Коридоры, движущиеся лестницы, коридоры, холлы, коридоры. Еще коридоры, еще холлы, еще лестницы… Окна, окна, во всех окнах вид нереальный, будто картинки. Все без конца снующие аэро, никогда не кончаются, беззвучно летают туда и сюда, только уже даже их движение перестало казаться живым.

Страшно.

Он обнаружил, что по ночам не может спать. Все вокруг него с самого начала казалось сном, а в последнее время и вовсе кошмаром; все это было неживое, даже люди вокруг, откуда ему знать, быть может, все они, все до единого неживые, ненастоящие? Быть может, на самом деле просто темный бог поглотил его душу, и он давно безумец, а в голове у него мрачные картины, навеянные сумасшествием? Где правда? Откуда знать…

И профессор Квинн, господин Анвар, продолжал только обучать Леарзу языку, лишь понемногу, будто неохотно рассказывая об этом странном мире: быть может, потому и неохотно, что на самом деле никакого мира не существует?

В ту ночь он долго, долго сидел в своей постели, скрестив ноги и раскачиваясь из стороны в сторону, и не мог уснуть; черно-красное небо беззвучно сияло перед ним, пугая, чужое, мертвое, и ему казалось, если он закроет глаза, оно ворвется в комнату и задушит его. Леарза уснул лишь под утро, неловко свернувшись клубком в самом углу постели, и на следующий день больше напоминал снулую рыбу, чувствуя себя совершенно обессиленным и вымученным. Кажется, профессор Квинн замечал это, но ничего не сказал.

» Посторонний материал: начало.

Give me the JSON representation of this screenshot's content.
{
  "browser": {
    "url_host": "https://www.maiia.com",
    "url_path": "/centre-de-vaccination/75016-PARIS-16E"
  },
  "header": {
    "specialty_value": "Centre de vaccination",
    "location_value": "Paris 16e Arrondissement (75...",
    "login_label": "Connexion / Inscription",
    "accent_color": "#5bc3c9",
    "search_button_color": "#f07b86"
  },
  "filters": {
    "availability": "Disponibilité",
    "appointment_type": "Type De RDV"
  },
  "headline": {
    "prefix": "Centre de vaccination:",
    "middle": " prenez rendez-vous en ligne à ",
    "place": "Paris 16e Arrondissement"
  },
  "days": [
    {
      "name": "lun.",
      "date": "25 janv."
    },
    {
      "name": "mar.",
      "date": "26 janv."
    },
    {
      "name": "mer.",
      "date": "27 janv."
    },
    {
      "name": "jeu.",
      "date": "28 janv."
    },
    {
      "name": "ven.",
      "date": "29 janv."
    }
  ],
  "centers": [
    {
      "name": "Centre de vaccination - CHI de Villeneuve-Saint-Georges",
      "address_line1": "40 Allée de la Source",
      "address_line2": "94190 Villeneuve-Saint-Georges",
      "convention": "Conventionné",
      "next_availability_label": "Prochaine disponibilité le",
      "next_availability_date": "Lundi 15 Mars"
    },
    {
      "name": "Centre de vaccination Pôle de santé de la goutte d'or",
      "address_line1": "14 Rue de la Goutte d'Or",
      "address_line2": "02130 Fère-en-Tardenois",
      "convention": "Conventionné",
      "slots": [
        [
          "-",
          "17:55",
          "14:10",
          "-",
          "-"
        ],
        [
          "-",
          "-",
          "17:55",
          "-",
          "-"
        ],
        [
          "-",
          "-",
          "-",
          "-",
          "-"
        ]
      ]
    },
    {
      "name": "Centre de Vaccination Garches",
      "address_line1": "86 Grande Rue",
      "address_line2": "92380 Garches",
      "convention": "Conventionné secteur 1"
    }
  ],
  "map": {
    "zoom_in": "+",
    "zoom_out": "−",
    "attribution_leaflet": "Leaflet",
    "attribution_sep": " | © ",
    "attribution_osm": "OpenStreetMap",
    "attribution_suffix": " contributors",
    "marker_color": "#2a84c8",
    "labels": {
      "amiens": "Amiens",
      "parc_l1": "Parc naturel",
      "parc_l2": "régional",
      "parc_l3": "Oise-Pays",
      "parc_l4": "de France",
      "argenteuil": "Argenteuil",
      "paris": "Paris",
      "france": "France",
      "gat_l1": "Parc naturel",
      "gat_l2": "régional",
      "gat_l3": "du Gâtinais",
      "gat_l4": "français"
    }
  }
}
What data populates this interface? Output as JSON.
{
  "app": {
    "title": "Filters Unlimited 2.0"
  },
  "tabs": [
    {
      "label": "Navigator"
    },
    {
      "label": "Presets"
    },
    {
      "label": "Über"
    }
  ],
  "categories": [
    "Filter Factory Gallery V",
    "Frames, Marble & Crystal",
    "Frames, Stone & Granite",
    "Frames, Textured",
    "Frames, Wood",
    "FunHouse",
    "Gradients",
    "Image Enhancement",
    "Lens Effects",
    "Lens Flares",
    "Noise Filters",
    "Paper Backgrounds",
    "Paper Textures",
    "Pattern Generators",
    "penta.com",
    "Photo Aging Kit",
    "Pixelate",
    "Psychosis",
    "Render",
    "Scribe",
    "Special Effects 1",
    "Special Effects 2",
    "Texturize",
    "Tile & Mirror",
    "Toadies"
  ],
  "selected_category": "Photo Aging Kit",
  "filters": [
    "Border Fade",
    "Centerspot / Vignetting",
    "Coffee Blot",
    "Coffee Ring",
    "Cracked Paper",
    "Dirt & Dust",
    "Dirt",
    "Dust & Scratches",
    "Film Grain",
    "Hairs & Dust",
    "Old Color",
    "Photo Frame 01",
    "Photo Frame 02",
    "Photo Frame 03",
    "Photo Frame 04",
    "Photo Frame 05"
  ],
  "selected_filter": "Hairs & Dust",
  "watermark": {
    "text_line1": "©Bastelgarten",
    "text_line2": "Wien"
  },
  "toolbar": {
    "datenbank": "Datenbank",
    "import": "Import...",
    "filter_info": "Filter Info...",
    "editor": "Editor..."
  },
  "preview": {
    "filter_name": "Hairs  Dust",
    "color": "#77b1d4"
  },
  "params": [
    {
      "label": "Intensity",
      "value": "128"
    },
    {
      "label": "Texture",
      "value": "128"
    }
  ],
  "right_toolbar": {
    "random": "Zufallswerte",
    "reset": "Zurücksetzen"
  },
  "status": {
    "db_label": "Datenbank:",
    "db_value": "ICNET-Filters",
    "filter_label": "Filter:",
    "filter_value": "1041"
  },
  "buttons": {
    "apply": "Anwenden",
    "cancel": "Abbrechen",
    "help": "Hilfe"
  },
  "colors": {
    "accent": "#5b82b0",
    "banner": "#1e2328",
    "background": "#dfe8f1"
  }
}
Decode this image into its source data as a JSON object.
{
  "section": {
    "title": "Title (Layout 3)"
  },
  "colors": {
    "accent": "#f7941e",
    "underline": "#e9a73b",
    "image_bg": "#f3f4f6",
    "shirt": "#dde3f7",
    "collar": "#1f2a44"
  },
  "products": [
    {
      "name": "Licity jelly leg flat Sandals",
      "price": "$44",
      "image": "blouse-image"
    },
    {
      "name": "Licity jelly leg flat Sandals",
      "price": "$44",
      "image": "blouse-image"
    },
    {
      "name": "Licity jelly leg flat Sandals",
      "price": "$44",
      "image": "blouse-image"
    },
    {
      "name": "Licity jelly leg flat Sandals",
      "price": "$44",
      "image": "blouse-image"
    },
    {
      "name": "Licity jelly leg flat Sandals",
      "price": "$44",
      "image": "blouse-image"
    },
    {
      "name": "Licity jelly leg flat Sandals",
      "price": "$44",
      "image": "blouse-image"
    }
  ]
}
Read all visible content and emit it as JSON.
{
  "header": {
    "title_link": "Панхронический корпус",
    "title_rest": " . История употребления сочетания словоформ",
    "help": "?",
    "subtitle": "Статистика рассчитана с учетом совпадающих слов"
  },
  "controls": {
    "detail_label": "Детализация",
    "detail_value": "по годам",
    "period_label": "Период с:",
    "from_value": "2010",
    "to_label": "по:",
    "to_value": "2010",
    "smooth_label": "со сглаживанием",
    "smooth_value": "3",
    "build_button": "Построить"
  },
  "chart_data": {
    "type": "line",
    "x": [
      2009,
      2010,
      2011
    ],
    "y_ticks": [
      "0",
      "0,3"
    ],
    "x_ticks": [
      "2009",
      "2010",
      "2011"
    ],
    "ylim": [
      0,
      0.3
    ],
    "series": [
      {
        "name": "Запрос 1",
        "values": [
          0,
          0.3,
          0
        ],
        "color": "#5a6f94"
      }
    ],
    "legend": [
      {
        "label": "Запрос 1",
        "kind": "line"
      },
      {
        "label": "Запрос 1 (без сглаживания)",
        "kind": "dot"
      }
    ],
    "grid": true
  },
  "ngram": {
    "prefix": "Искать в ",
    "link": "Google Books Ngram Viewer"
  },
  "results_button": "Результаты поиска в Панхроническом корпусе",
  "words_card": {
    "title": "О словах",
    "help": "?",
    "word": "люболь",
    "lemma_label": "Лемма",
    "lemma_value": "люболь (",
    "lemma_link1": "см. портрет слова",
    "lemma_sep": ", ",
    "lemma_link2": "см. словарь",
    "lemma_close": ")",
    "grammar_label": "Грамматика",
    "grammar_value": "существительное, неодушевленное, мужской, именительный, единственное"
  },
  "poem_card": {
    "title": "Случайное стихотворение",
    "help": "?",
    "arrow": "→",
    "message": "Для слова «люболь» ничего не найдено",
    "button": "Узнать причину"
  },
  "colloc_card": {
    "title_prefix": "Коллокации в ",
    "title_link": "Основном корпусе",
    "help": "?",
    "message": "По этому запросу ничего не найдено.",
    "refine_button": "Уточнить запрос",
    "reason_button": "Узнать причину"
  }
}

Они уже привычно устроились в кабинете Квинна, — кабинетом тот называл просторное помещение с большим столом темного дерева, с пушистым ковром на полу, с длинным книжным шкафом, но книги в этом шкафу в основном были странные, растрепанные и старые, многие на совсем непонятных языках. На другой стене, — во время занятий Леарза обычно сидел лицом к ней и постоянно видел, — висела большая картина, которая отчего-то пугала его: на ней было изображено снежное поле с кромкой тусклых гор вдалеке и черное корявое дерево, на ветвях которого висела, будто запутавшись, наполовину нагая женщина. Ее рыжие волосы были единственным ярким пятном на всей картине, и все было такое холодное и страшное. Леарза не понимал смысла картины и оттого чувствовал к ней сильную неприязнь.

Вот уже почти две недели прошло с тех пор, как они вернулись на Кэрнан; с тех пор Леарза не видел ни Бела, ни Абу Кабила, ни Дагмана: где они, что делают теперь?.. Это его и не очень интересовало, впрочем. Единственные люди, с которыми он общался сейчас, были Гавин и профессор Квинн. Профессор, кажется, вознамерился за рекордно краткие сроки обучить своего подопечного языку Кеттерле, и занятия он проводил каждый день, заставляя Леарзу учить огромные количества слов, объясняя, как строятся в этом языке предложения.

Если же он и рассказывал что-то о мире Кеттерле, то в основном это были простые вещи, чаще всего связанные с повседневным бытом.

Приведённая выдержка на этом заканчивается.